I decided to find out what the problem was with the ARRL. Apparently they were worried about resources but I hadn't asked them to do anything beyond giving me access to their archives.

Ham radio is a cooperative hobby where people learn from each other. The official ARRL contest policy with regard to logs as stated by Bill Kennamer is


> More than a few competitors take their contest logs quite seriously, as
> you found when you tried to obtain logs from them. They regard these
> logs as proprietary information, based upon their experiences in
> learning how to compete and win. I can agree with this logic, as there
> is much information that would remove a competitive advantage gained
> from several years of experience in contesting.
> 
> This would be equivalent to allowing NASCAR competitors to see the
> winning engine after the race, or for a NFL team to give other teams its
> playbook. Information such as this gained by experience is not something
> someone wants to give away lightly.


> As I read your statement, you are looking to the contest results in
> order to better your achievements. 

The policy then of the ARRL is to defend the position of winners and to stop other hams from learning what the winners have learnt from contesting. There is no accountability in the contest logs, they are not available for scrutiny or checking.

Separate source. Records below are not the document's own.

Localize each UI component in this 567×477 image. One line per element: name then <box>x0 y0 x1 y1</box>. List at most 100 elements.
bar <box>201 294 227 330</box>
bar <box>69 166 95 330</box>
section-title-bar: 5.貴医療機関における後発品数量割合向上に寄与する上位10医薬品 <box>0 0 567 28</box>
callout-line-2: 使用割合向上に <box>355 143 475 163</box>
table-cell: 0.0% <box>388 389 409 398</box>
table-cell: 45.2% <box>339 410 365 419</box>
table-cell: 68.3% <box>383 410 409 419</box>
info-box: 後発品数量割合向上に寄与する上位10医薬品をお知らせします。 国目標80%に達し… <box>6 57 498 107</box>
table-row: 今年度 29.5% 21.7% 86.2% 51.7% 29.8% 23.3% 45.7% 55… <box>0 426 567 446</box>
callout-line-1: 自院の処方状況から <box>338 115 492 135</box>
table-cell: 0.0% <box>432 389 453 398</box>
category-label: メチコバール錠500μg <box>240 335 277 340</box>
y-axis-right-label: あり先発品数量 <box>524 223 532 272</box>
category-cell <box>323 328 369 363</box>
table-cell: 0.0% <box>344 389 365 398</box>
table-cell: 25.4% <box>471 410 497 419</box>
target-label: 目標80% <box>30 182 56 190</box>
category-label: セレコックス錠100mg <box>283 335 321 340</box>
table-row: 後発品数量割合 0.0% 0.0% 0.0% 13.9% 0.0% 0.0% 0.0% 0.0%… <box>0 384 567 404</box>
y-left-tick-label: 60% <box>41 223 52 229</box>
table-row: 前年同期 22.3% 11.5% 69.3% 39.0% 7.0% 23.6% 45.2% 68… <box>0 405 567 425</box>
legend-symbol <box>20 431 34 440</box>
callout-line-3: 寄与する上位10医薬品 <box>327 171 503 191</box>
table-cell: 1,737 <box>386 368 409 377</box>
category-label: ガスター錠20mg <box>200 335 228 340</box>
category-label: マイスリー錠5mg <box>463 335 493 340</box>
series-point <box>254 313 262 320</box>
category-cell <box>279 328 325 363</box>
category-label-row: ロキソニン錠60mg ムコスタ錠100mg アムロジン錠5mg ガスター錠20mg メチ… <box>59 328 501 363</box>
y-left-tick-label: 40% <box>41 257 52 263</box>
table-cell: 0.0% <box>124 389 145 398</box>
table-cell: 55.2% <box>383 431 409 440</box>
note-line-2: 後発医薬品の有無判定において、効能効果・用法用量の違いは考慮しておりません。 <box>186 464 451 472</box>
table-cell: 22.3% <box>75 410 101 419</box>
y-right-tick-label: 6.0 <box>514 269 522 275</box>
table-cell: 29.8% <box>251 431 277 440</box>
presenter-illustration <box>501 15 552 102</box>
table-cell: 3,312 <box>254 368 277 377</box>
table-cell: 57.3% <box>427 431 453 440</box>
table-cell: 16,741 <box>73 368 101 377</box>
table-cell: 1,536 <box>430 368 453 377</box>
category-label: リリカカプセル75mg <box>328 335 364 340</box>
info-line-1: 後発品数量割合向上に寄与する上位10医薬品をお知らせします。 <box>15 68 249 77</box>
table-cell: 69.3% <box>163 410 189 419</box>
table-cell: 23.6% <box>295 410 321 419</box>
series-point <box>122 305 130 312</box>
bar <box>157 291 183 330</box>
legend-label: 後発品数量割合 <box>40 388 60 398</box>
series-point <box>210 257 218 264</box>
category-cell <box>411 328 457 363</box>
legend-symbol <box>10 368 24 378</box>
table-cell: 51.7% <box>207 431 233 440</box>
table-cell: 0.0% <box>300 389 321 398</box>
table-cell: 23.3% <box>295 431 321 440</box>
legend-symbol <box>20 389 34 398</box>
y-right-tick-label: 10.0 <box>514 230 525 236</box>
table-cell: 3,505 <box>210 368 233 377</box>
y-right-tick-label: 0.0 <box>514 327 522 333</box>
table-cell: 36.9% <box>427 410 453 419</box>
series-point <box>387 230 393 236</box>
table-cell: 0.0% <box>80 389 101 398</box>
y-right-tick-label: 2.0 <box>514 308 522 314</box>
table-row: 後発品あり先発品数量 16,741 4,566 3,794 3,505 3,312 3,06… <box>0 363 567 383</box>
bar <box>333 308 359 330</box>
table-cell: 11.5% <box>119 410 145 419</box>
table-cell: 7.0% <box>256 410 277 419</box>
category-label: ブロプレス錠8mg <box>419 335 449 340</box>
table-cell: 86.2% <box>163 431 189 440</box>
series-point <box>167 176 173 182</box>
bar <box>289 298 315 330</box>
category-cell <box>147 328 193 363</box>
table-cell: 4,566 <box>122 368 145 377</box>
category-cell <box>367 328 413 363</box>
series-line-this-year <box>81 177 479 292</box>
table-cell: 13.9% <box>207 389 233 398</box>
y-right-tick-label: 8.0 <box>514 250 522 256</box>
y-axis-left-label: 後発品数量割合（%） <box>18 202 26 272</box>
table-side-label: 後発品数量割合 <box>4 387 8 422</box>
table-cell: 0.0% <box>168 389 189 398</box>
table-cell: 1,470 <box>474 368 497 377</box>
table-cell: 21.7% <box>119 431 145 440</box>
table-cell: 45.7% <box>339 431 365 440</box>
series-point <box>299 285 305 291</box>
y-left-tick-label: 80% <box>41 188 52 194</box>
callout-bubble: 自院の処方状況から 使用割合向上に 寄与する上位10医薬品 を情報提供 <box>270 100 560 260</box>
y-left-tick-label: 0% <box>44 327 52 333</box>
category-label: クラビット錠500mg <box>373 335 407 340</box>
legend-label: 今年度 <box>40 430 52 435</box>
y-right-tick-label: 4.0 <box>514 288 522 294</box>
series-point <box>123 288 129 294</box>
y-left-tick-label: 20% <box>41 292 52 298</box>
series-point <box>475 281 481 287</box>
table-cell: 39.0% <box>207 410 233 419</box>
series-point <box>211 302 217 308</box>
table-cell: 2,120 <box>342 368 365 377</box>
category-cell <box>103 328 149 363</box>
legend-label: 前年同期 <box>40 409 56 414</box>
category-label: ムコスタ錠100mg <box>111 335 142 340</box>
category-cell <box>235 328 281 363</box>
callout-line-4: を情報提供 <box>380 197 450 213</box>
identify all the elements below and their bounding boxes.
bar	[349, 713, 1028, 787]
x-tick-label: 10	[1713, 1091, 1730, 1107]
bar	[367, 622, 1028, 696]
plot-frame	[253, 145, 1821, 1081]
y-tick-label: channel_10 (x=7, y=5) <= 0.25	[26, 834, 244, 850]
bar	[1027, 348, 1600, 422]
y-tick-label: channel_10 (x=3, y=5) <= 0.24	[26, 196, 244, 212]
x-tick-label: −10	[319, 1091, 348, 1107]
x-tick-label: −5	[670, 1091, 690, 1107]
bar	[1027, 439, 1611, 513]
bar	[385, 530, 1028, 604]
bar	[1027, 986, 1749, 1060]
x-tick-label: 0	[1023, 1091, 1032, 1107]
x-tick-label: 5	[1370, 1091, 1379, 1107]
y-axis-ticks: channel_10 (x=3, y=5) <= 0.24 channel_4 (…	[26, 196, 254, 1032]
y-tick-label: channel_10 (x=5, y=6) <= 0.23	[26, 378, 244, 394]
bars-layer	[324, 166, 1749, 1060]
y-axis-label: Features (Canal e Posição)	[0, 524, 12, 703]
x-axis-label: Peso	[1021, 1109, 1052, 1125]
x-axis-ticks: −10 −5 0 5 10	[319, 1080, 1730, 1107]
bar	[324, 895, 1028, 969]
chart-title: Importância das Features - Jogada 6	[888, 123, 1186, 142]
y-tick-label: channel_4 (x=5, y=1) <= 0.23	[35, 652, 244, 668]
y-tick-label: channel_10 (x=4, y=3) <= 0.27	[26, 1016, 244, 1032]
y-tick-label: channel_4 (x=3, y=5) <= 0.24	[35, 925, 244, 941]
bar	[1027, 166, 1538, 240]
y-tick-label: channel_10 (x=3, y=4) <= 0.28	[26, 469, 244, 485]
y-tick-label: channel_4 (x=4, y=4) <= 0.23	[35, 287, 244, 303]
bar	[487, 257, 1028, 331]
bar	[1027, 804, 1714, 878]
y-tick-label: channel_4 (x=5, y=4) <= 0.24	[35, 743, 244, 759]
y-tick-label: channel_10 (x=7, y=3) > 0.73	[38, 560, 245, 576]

I'm a winner myself and take my logs seriously. I'm happy to have them inspected and for others to learn about ham radio from it. Other winners want others to know what they've learnt too. I've been to talks at conferences where contest winners describe their winning strategy or equipment in great detail. They are quite happy to share their knowlege with other hams. The ARRL doesn't recognise or understand the self training aspects of ham radio.

I spent about 6months in e-mail contact with the ARRL about this, to find that they weren't legally able to grant members access to the logs we'd paid them to collect. An e-mail to Chris Imlay found this not to be true. I also found that members do not have access to the policies/minutes of meetings/ requests for comments/ that were used to set the rules for contests; cannot find the procedure to change them and when the matters are put before a committee, you cannot find out when the committee meets, who is on the committee, the representation that can be made to the committee and after the committee has met, you are not told the results (you have to ask).

While the ARRL can accuse me of self interest in my efforts to volunteer help, our employees at the ARRL have no requirement to reveal any conflict of interest in their formulation or execution of policies and are under threat of loosing their jobs if they reveal the contest affiliations of our employees at the ARRL.

During this time, the upcoming Leonids meteor shower was being heavily publisized in the media. On one of the ham newsgroups a high school student posted a request about meteor scatter and for logs of contacts made during the shower - he was doing a project on meteors. Here's a map I made of an auroral opening. If we hope to attract young people to ham radio, we should be able to send a person like this high school student to a url and tell him to use the query engine to look for contacts and draw maps. I contacted Shelby Ennis to find that he would not be collecting such information for the Leonids.

After 6 months I found that 5 people had asked that their logs not be released and the ARRL was not going to allow cleaned logs to be analysed, by a suitably appointed ARRL volunteer, even those logs for which the submitter explicitely allowed their logs to be released for analysis.

For last January's VHF contest I asked people to e-mail me their logs. I received about 10 logs, from people who thought this was a great idea. This wasn't enough to do a statistical analysis of the contest. I also received an equal number of vituperative e-mails from people who seemed to think I was out to steal their first-born. I gained new respect for people who take on leadership roles and try to steer groups of people in new directions.